Outstanding loans of commercial banks, net of reverse repurchase (RRP) placements with the BSP, grew by 20.1 percent in June, slightly lower than the previous month’s increase of  21.0 percent. Similarly, bank lending inclusive of RRPs rose at a slower pace of 18.4 percent, down from 19.5 percent in the previous month. On a month-on-month seasonally-adjusted basis, commercial bank lending increased by 0.2 percent for loans net of RRPs and by 0.1 percent for loans inclusive of RRPs.
Beginning with the release of the June 2014 data, the classification of loans by industry will be based on the 2009 Philippine Standard Industrial Classification (PSIC). The sectoral distribution based on the 1994 PSIC is also being provided for comparability with 2013 data.
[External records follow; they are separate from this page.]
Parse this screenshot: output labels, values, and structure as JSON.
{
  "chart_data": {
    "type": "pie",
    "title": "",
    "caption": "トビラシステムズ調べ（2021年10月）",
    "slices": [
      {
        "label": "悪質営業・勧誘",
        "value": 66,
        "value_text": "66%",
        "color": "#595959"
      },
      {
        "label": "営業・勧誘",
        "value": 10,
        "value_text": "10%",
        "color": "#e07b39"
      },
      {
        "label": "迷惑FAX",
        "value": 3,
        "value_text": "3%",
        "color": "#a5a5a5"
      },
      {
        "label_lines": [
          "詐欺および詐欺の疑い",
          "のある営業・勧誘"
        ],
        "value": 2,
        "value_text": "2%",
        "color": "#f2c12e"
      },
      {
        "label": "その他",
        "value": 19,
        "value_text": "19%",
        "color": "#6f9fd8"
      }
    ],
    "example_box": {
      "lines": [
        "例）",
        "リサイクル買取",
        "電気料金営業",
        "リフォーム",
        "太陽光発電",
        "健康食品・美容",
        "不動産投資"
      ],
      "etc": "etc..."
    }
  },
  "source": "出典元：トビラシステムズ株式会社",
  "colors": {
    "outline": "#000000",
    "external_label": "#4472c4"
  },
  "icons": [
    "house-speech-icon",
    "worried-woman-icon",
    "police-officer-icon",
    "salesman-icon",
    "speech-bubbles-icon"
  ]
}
Two sets of loans outstanding data following both the 2009 PSIC and 1994 PSIC will be generated until June 2015.

Loans for production activities—which comprised about four-fifths of banks’ aggregate loan portfolio—expanded by 17.7 percent in June from 19.0 percent in May. The expansion in production loans was driven primarily by increased lending to the following sectors: real estate, renting, and business services (15.4 percent); electricity, gas and water (30.3 percent); wholesale and retail trade (16.8 percent); manufacturing (10.7 percent); and agriculture, hunting and forestry (43.5 percent). Bank lending to other sectors also rose during the month, except for mining and quarrying and public administration and defense which declined by 14.7 percent and 2.6 percent, respectively.

Loans for household consumption grew at a faster pace of 16.2 percent from 10.8 percent in the previous month, reflecting the expansion in auto loans and other types of loans (i.e. salary loans and personal loans).

The sustained expansion in bank lending reflects the strong underpinnings of the domestic economy. Going forward, the BSP will continue to assess prevailing monetary conditions to ensure that liquidity and credit activities remain consistent with the BSP’s price and financial stability objectives.